The JCPA resolution follows a model adopted by the Sudan Divestment Task Force, a project of the Washington-based Genocide Intervention Network, Tamir said. The model, adopted by city councils and state legislatures around the country, targets those companies that have direct ties with the Sudanese government, impart little or no benefit to Sudanese civilians and have adopted no policy in regard to Darfur. Since American companies are already barred from ties to the Sudanese government, a prohibition that dates back to Khartoum’s support for terror in the 1990s, the targeted companies are all foreign firms, most involved in oil, energy and weapons.
The president of the American Jewish World Service, an organization that has led the Jewish community in trying to end the slaughter, said that even more critical than next week’s vote is the prominent role the Jewish community continues to play in efforts to stop the genocide. The JCPA plenum will feature a special program on Darfur, including a panel discussion, said Ruth Messinger, one of the panel’s members.

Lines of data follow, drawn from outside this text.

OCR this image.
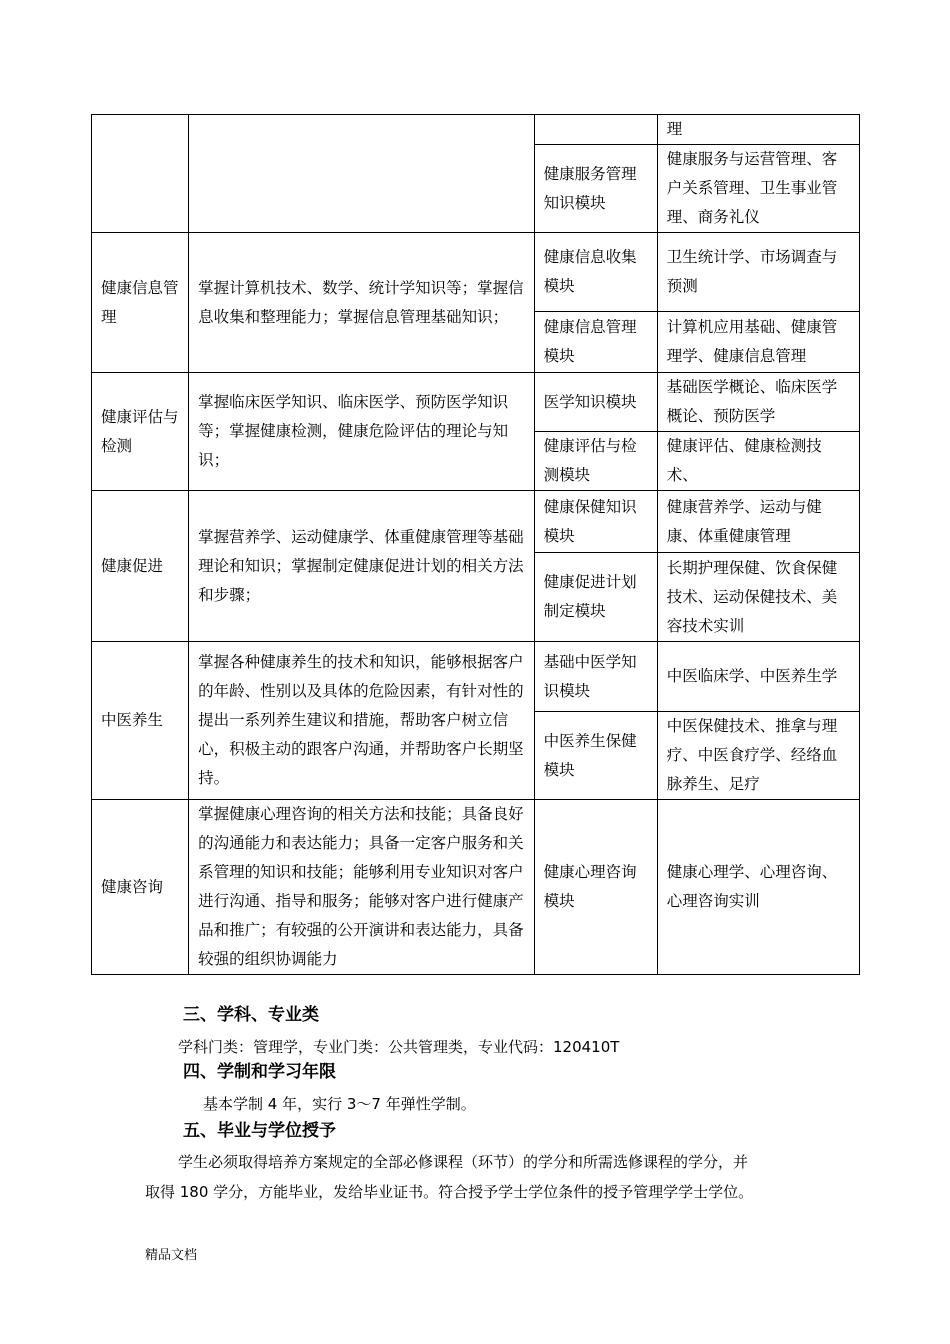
			理
		健康服务管理知识模块	健康服务与运营管理、客户关系管理、卫生事业管理、商务礼仪
健康信息管理	掌握计算机技术、数学、统计学知识等；掌握信息收集和整理能力；掌握信息管理基础知识；	健康信息收集模块	卫生统计学、市场调查与预测
		健康信息管理模块	计算机应用基础、健康管理学、健康信息管理
健康评估与检测	掌握临床医学知识、临床医学、预防医学知识等；掌握健康检测，健康危险评估的理论与知识；	医学知识模块	基础医学概论、临床医学概论、预防医学
		健康评估与检测模块	健康评估、健康检测技术、
健康促进	掌握营养学、运动健康学、体重健康管理等基础理论和知识；掌握制定健康促进计划的相关方法和步骤；	健康保健知识模块	健康营养学、运动与健康、体重健康管理
		健康促进计划制定模块	长期护理保健、饮食保健技术、运动保健技术、美容技术实训
中医养生	掌握各种健康养生的技术和知识，能够根据客户的年龄、性别以及具体的危险因素，有针对性的提出一系列养生建议和措施，帮助客户树立信心，积极主动的跟客户沟通，并帮助客户长期坚持。	基础中医学知识模块	中医临床学、中医养生学
		中医养生保健模块	中医保健技术、推拿与理疗、中医食疗学、经络血脉养生、足疗
健康咨询	掌握健康心理咨询的相关方法和技能；具备良好的沟通能力和表达能力；具备一定客户服务和关系管理的知识和技能；能够利用专业知识对客户进行沟通、指导和服务；能够对客户进行健康产品和推广；有较强的公开演讲和表达能力，具备较强的组织协调能力	健康心理咨询模块	健康心理学、心理咨询、心理咨询实训
三、学科、专业类
学科门类：管理学，专业门类：公共管理类，专业代码：120410T
四、学制和学习年限
基本学制 4 年，实行 3～7 年弹性学制。
五、毕业与学位授予
学生必须取得培养方案规定的全部必修课程（环节）的学分和所需选修课程的学分，并
取得 180 学分，方能毕业，发给毕业证书。符合授予学士学位条件的授予管理学学士学位。
精品文档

Even if the resolution fails to pass, Messinger said, she wouldn’t regard the outcome as a rupture among those concerned about Darfur within the Jewish community. “There’ll always be a difference in strategy and tactics, but if one group organizes a rally, another group circulates a petition and five other groups support divestment, I don’t see that as a rupture.”
Messinger also expressed support for the resolution, saying that a “real danger” exists of another 50,000 to 100,000 deaths in the coming months. When you’re faced with a crisis of those proportions, she added, “I’m willing to try anything and everything that might work.”